今度は死んだとは言わなかったことに満足しながら、お嬢様系美少女改めて久遠サンに促されたので意気揚々と自己紹介をする。

 

「はい、僕の名前は景山健太です! 身体能力、頭の出来、容姿、性格、何から何まで普通で平凡であることを自負しています! 所詮どこにでもいる一般人なんで、名前なんて覚えていただかなくても結構です!」

「よろしく景山くん」

「よろしく健太」

 

覚えていただかなくても結構と言ったそばからコレだよ(憤慨)。というか、この無駄に見目麗しゅうござっていやがるこの3人から漂う御都合主義パゥワー臭よ…………ああ、僕はまたもや名前付きモブの宿命から逃れられないのか…………。

 

「とりあえず…………『寝言は寝て言え』と言っておくぜ景山。
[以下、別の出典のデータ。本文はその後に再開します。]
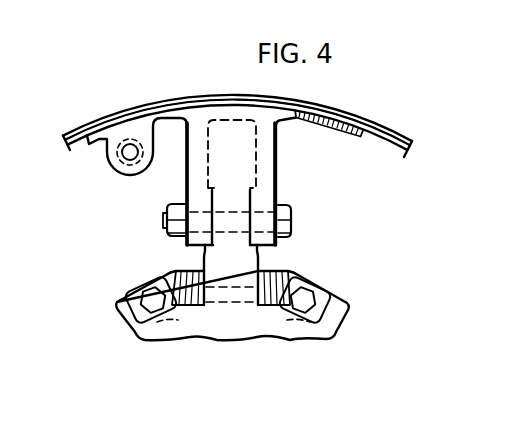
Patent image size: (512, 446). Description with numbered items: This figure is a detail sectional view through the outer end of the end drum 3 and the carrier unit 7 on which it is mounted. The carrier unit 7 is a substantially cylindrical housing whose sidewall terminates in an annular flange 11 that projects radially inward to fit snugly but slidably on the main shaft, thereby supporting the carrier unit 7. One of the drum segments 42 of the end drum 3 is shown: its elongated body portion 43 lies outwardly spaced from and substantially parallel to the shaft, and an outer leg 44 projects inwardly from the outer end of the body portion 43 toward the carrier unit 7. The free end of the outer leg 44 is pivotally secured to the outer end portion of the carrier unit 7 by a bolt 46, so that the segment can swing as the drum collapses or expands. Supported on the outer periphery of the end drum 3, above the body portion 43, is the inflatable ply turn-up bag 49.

The end drum 3 is at (277, 157).
The carrier unit 7 is at (173, 278).
The annular flange 11 is at (200, 258).
The drum segment 42 is at (297, 113).
The body portion 43 is at (347, 126).
The outer leg 44 is at (278, 189).
The bolt 46 is at (290, 236).
The inflatable ply turn-up bag 49 is at (394, 136).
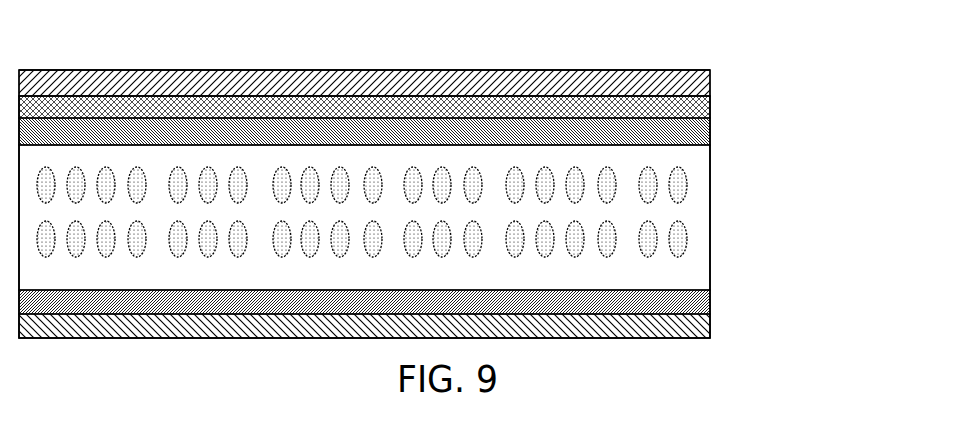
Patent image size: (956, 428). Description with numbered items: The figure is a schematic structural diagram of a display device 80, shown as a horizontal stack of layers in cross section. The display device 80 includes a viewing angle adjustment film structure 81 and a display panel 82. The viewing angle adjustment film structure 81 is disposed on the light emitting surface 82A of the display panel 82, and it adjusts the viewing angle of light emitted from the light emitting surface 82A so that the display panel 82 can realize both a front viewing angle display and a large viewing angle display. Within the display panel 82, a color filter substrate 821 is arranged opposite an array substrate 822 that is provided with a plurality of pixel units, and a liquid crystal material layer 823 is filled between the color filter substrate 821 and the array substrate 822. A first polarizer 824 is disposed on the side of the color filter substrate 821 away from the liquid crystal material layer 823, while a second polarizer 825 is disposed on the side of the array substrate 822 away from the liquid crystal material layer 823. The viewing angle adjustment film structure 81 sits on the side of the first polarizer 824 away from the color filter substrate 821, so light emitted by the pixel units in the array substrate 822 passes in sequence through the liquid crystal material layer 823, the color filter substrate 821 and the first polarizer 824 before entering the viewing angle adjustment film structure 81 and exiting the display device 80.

The display device 80 is at (58, 33).
The viewing angle adjustment film structure 81 is at (710, 73).
The display panel 82 is at (797, 82).
The light emitting surface 82A is at (397, 70).
The color filter substrate 821 is at (710, 126).
The array substrate 822 is at (710, 300).
The liquid crystal material layer 823 is at (710, 222).
The first polarizer 824 is at (710, 100).
The second polarizer 825 is at (710, 333).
…………なんつーか、言われる側だったのにいざ他人に言うとなると、思った以上に感動するな」

「ひ、酷い…………!?」

 

そんなこと言うなよォ!! 僕のハートらガラス製なんだよォ!! …………まあ友達からは『ガラスはガラスでも超強化ガラスだろ?』って言われるんですけど。

 

「まあ、百歩譲ってそういうことにしておくわ。確かにどこにでもいそうな雰囲気はしてるものね。で、最後に野蛮で凶暴そうなそこの貴方は?」

「高圧的な前フリをありがとよ。見たまんま野蛮で凶暴な逆廻十六夜です。粗野で凶悪で快楽主義と三拍子そろった駄目人間なので、用法と用量を守った上で適切な態度で接してくれお嬢様」

 

うわぁ…………どっちが高圧的だよこの金髪学ランヘッドホンの不良系イケメン改めて逆廻クン。しかもそんなこと言ったら…………。

 

「そう。取扱説明書でも書いてくれたら考えてあげるわ、十六夜君」

 

ほらね(絶望)。仲間になりそうな流れなのにこんな険悪なムードにして良いのかね?

 

「ハハ、マジかよ。じゃあ今度作っとくから覚悟しとけ、お嬢様」

 

あ、あかん。これはあかん。僕に止めることはできないが、此処で最後の1人である無口系美少女改め春日部サンに助力を求め───────

 

「……………………」

 

あ、ムリだわ。だって傍観決め込んでるし。

 

(誕生日なのに、酷い目にあうなぁ何故か…………)

 

そんなことを思いながら、どうやって日が暮れるまでにうちに帰ろうかと頭を悩ませる僕なのでした…………。